WTI for July delivery rose 3 cents to $106.94 a barrel at 9:04 a.m. on the New York Mercantile Exchange. The contract climbed to $106.91 on June 13, the highest close since Sept. 18. The volume of all futures traded was 46% higher than the 100-day average for the time of day.

Brent for August settlement gained 8 cents to $112.54 a barrel on the London-based ICE Futures Europe exchange. Volume was 22% above the 100-day average. The European benchmark crude traded at a premium of $6.29 to WTI on ICE.


Reassert Control
 

Iraq’s army killed more than 279 fighters from the Islamic State in Iraq and the Levant and destroyed 50 of the group’s vehicles within 24 hours, military spokesman Qassim Ata said in a televised news conference yesterday. Prime Minister Nouri al- Maliki’s Shiite Muslim-led government is seeking to reassert control over territory held by the breakaway al-Qaeda group, whose advances put in doubt his rule over a unified Iraq.

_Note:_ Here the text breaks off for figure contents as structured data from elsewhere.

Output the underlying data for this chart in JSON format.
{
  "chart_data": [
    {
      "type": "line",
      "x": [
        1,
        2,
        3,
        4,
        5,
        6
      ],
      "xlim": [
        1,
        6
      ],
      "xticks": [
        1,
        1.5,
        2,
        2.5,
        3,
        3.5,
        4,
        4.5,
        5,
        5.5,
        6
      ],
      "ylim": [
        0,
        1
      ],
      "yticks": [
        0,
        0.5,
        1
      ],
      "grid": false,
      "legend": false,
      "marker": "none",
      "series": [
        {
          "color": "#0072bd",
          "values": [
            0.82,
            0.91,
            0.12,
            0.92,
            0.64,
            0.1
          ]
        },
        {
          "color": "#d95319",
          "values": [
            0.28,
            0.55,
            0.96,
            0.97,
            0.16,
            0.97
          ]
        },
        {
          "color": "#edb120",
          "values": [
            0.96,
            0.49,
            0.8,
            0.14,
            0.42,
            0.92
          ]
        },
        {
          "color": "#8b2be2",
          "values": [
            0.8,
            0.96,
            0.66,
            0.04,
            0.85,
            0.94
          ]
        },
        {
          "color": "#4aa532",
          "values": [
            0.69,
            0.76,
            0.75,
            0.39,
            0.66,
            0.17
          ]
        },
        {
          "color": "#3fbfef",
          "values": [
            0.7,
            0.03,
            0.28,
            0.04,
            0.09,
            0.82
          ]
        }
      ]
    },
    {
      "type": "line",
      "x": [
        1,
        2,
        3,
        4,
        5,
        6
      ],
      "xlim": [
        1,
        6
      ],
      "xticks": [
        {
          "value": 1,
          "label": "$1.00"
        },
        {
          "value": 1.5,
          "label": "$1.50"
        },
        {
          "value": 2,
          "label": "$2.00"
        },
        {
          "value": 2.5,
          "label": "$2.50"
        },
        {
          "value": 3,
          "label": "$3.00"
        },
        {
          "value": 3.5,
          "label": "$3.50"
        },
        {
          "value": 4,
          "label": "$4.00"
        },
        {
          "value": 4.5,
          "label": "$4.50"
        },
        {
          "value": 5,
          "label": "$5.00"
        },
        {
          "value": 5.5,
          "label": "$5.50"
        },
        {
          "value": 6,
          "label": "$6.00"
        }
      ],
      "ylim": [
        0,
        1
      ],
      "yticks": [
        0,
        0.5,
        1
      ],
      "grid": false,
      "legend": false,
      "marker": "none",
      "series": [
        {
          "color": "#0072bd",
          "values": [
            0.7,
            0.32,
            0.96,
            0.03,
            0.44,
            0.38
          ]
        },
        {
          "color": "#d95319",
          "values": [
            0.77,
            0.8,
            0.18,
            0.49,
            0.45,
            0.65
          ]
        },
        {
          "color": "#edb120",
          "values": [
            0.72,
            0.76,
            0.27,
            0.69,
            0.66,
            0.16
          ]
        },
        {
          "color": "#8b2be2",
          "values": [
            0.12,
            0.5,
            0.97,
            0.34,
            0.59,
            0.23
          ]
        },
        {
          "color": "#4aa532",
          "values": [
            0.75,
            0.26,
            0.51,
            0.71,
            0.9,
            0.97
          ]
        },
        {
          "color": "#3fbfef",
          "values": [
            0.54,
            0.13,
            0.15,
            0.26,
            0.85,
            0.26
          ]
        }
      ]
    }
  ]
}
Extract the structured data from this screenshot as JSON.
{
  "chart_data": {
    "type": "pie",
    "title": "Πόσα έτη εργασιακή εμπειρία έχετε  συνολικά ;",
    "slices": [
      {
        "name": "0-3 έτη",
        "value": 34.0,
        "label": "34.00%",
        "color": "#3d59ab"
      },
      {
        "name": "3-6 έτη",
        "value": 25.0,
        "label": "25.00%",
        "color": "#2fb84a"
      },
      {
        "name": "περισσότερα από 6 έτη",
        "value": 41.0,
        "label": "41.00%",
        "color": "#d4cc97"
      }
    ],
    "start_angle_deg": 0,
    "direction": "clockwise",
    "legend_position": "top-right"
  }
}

Iraq, the second-largest producer in the Organization of Petroleum Exporting Countries, pumped 3.3 million barrels a day of crude in May, according to data compiled by Bloomberg. The country’s three biggest oilfields -- Rumaila, West Qurna-2 and Majnoon -- lie in the south.

“We do not expect material disruption to oil exports,” Adam Longson, an analyst at Morgan Stanley in New York, said in a report today. “Without an outage, market fatigue will likely lower the geopolitical premium in the coming months and allow fundamentals to drive pricing again.”

The country’s 2.58 million barrels a day of exports in May were all shipped from the south while northern shipments via the Kirkuk-Ceyhan pipeline have been halted since March 2, Asim Jihad, an oil ministry spokesman, said June 1.